[The Jakarta Post] Nyawa manusia adalah yang paling penting di kawasan perkebunan

31 Maret 2015
Penyiksaan dan pembunuhan yang baru-baru ini terjadi pada Indra Pelani merupakan tragedi yang mengejutkan. Ini adalah tragedi bagi keluarga dan masyarakatnya, bagi semua orang yang mempertaruhkan hidupnya untuk membela hak dan keadilan, dan bagi perusahaan yang anak usahanya mempekerjakan para penjaga yang dilaporkan telah membunuh korban.
Pembunuhan ini bukan sekadar kebetulan, dan tidak pula sebatas konflik lokal untuk memperebutkan hak atas tanah; melainkan, hal yang melibatkan sistem perkebunan ala industri yang telah merampas petak-petak tanah rakyat pedesaan secara sepihak.

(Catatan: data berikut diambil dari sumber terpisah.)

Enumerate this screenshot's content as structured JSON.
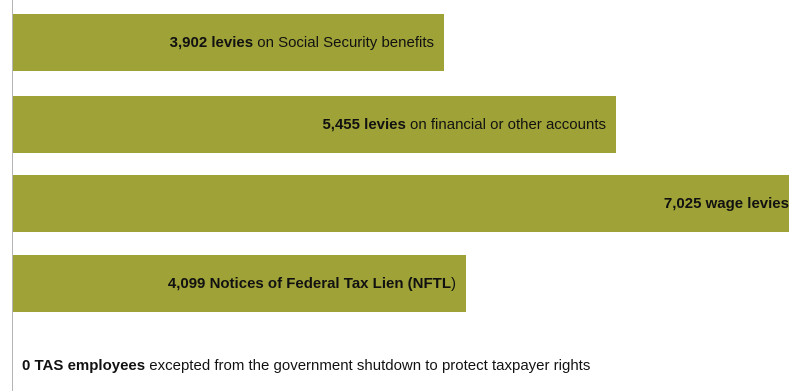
{
  "chart_data": {
    "type": "bar",
    "orientation": "horizontal",
    "xlim": [
      0,
      7025
    ],
    "bar_color": "#9ea237",
    "bars": [
      {
        "value": 3902,
        "bold": "3,902 levies",
        "rest": " on Social Security benefits"
      },
      {
        "value": 5455,
        "bold": "5,455 levies",
        "rest": " on financial or other accounts"
      },
      {
        "value": 7025,
        "bold": "7,025 wage levies",
        "rest": ""
      },
      {
        "value": 4099,
        "bold": "4,099 Notices of Federal Tax Lien (",
        "bold2": "NFTL",
        "rest2": ")"
      },
      {
        "value": 0,
        "bold": "0 TAS employees",
        "rest": " excepted from the government shutdown to protect taxpayer rights"
      }
    ]
  }
}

Perusahaan telah mempersenjatai para penjaga yang melindungi perkebunan mereka, dan penjaga tersebut kebal hukum dan biasa melakukan kekerasan.

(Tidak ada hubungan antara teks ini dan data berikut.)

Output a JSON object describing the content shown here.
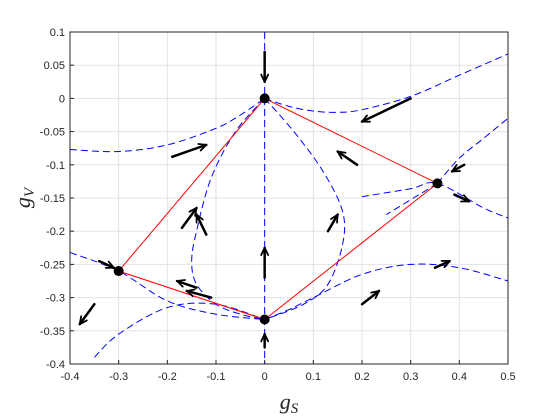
{
  "chart_data": {
    "type": "line",
    "title": "",
    "xlabel": {
      "main": "g",
      "sub": "S"
    },
    "ylabel": {
      "main": "g",
      "sub": "V"
    },
    "xlim": [
      -0.4,
      0.5
    ],
    "ylim": [
      -0.4,
      0.1
    ],
    "grid": true,
    "xticks": [
      "-0.4",
      "-0.3",
      "-0.2",
      "-0.1",
      "0",
      "0.1",
      "0.2",
      "0.3",
      "0.4",
      "0.5"
    ],
    "yticks": [
      "0.1",
      "0.05",
      "0",
      "-0.05",
      "-0.1",
      "-0.15",
      "-0.2",
      "-0.25",
      "-0.3",
      "-0.35",
      "-0.4"
    ],
    "colors": {
      "fixed_points": "#000000",
      "triangle": "#ff0000",
      "flow_lines": "#0000ff",
      "arrows": "#000000"
    },
    "fixed_points": [
      {
        "x": 0,
        "y": 0
      },
      {
        "x": -0.3,
        "y": -0.26
      },
      {
        "x": 0.355,
        "y": -0.128
      },
      {
        "x": 0,
        "y": -0.333
      }
    ],
    "red_edges": [
      [
        [
          0,
          0
        ],
        [
          -0.3,
          -0.26
        ]
      ],
      [
        [
          0,
          0
        ],
        [
          0.355,
          -0.128
        ]
      ],
      [
        [
          -0.3,
          -0.26
        ],
        [
          0,
          -0.333
        ]
      ],
      [
        [
          0.355,
          -0.128
        ],
        [
          0,
          -0.333
        ]
      ]
    ],
    "dashed_curves": [
      [
        [
          -0.4,
          -0.077
        ],
        [
          -0.3,
          -0.08
        ],
        [
          -0.2,
          -0.07
        ],
        [
          -0.1,
          -0.045
        ],
        [
          -0.05,
          -0.025
        ],
        [
          0,
          0
        ]
      ],
      [
        [
          0,
          0
        ],
        [
          0.05,
          -0.012
        ],
        [
          0.1,
          -0.019
        ],
        [
          0.15,
          -0.021
        ],
        [
          0.2,
          -0.017
        ],
        [
          0.3,
          0.003
        ],
        [
          0.4,
          0.035
        ],
        [
          0.5,
          0.067
        ]
      ],
      [
        [
          0,
          0
        ],
        [
          -0.06,
          -0.05
        ],
        [
          -0.11,
          -0.12
        ],
        [
          -0.14,
          -0.2
        ],
        [
          -0.15,
          -0.245
        ],
        [
          -0.14,
          -0.28
        ],
        [
          -0.1,
          -0.31
        ],
        [
          -0.05,
          -0.325
        ],
        [
          0,
          -0.333
        ]
      ],
      [
        [
          0,
          0
        ],
        [
          0.06,
          -0.05
        ],
        [
          0.12,
          -0.11
        ],
        [
          0.16,
          -0.17
        ],
        [
          0.16,
          -0.22
        ],
        [
          0.13,
          -0.28
        ],
        [
          0.08,
          -0.31
        ],
        [
          0,
          -0.333
        ]
      ],
      [
        [
          0,
          0.1
        ],
        [
          0,
          -0.4
        ]
      ],
      [
        [
          -0.4,
          -0.232
        ],
        [
          -0.3,
          -0.26
        ],
        [
          -0.2,
          -0.305
        ],
        [
          -0.1,
          -0.325
        ],
        [
          0,
          -0.333
        ]
      ],
      [
        [
          -0.35,
          -0.39
        ],
        [
          -0.3,
          -0.355
        ],
        [
          -0.2,
          -0.315
        ],
        [
          -0.1,
          -0.31
        ],
        [
          0,
          -0.333
        ]
      ],
      [
        [
          0,
          -0.333
        ],
        [
          0.05,
          -0.318
        ],
        [
          0.1,
          -0.3
        ],
        [
          0.2,
          -0.265
        ],
        [
          0.3,
          -0.25
        ],
        [
          0.4,
          -0.255
        ],
        [
          0.5,
          -0.275
        ]
      ],
      [
        [
          0.2,
          -0.148
        ],
        [
          0.3,
          -0.136
        ],
        [
          0.355,
          -0.128
        ],
        [
          0.45,
          -0.165
        ],
        [
          0.5,
          -0.18
        ]
      ],
      [
        [
          0.355,
          -0.128
        ],
        [
          0.4,
          -0.09
        ],
        [
          0.45,
          -0.06
        ],
        [
          0.5,
          -0.03
        ]
      ],
      [
        [
          0.355,
          -0.128
        ],
        [
          0.25,
          -0.175
        ]
      ]
    ],
    "arrows": [
      {
        "from": [
          0,
          0.07
        ],
        "to": [
          0,
          0.025
        ]
      },
      {
        "from": [
          0,
          -0.375
        ],
        "to": [
          0,
          -0.355
        ]
      },
      {
        "from": [
          0,
          -0.27
        ],
        "to": [
          0,
          -0.225
        ]
      },
      {
        "from": [
          -0.19,
          -0.088
        ],
        "to": [
          -0.12,
          -0.07
        ]
      },
      {
        "from": [
          0.3,
          0.0
        ],
        "to": [
          0.2,
          -0.035
        ]
      },
      {
        "from": [
          0.19,
          -0.1
        ],
        "to": [
          0.15,
          -0.08
        ]
      },
      {
        "from": [
          -0.17,
          -0.195
        ],
        "to": [
          -0.14,
          -0.165
        ]
      },
      {
        "from": [
          -0.14,
          -0.285
        ],
        "to": [
          -0.18,
          -0.275
        ]
      },
      {
        "from": [
          -0.11,
          -0.3
        ],
        "to": [
          -0.16,
          -0.29
        ]
      },
      {
        "from": [
          -0.34,
          -0.245
        ],
        "to": [
          -0.31,
          -0.255
        ]
      },
      {
        "from": [
          -0.35,
          -0.31
        ],
        "to": [
          -0.38,
          -0.34
        ]
      },
      {
        "from": [
          -0.12,
          -0.205
        ],
        "to": [
          -0.14,
          -0.175
        ]
      },
      {
        "from": [
          0.13,
          -0.2
        ],
        "to": [
          0.15,
          -0.175
        ]
      },
      {
        "from": [
          0.2,
          -0.31
        ],
        "to": [
          0.235,
          -0.29
        ]
      },
      {
        "from": [
          0.35,
          -0.255
        ],
        "to": [
          0.38,
          -0.245
        ]
      },
      {
        "from": [
          0.41,
          -0.1
        ],
        "to": [
          0.385,
          -0.11
        ]
      },
      {
        "from": [
          0.39,
          -0.145
        ],
        "to": [
          0.42,
          -0.155
        ]
      }
    ]
  }
}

Akibat dari kriminalisasi yang telah lama dilakukan terhadap masyarakat lokal dalam mengakses lahan dan hutan adat mereka sendiri adalah pelanggaran yang tragis, konflik berdarah, pembunuhan, dan penghancuran masyarakat selama puluhan tahun lamanya di seluruh Indonesia.
Sebenarnya masyarakat adat dan petani telah sejak lama menyerukan dihentikannya tindakan ketidakadilan yang luar biasa ini. Namun Pemerintah dan perusahaan perkebunan hanya menanggapi dengan lambat dan bersikap semena-mena.
Tragisnya, fokus dunia internasional terhadap perusahaan-perusahaan yang terlibat di dalamnya justru diarahkan pada aspek lingkungan dan bukannya pelanggaran HAM yang terjadi.
Penerapan kebijakan konservasi hutan oleh perusahaan merupakan langkah awal yang patut diapresiasi, akan tetapi tetap belum juga berfokus pada HAM dan hak atas tanah.
Organisasi-organisasi lingkungan hidup dan mereka yang mendukungnya jelas-jelas lebih berfokus pada perlindungan keanekaragaman hayati dan cadangan karbon ketimbang nyawa manusia, hak atas tanah, mata pencaharian atau pemenuhan kebutuhan budaya.
Dan bagi kita fakta tragis ini semestinya sama meresahkannya dengan pemberitaan tentang penyiksaan dan pembunuhan korban, seorang pria usia 22 tahun, yang kebetulan berada dalam perjalanan untuk memanen padi di sawah masyarakatnya sendiri pada hari Jumat siang di bulan Februari.
Keanekaragaman hayati, karbon dan perubahan iklim adalah hal yang penting, akan tetapi nyawa manusia tentu jauh lebih penting.
Kalaupun ada hal positif yang menjadi pelajaran dari tragedi ini, maka itu adalah agar perusahaan dan kelompok-kelompok lingkungan hidup mau terlibat dalam memprioritaskan nyawa dan hak asasi manusia.
Ada tiga langkah yang dibutuhkan untuk mewujudkan pergeseran ini dan agar perusahaan yang terlibat dapat menunjukkan keseriusan komitmen mereka untuk memperbaiki pelanggaran terhadap hak-hak rakyat Indonesia dan tanahnya yang sudah berlangsung lama.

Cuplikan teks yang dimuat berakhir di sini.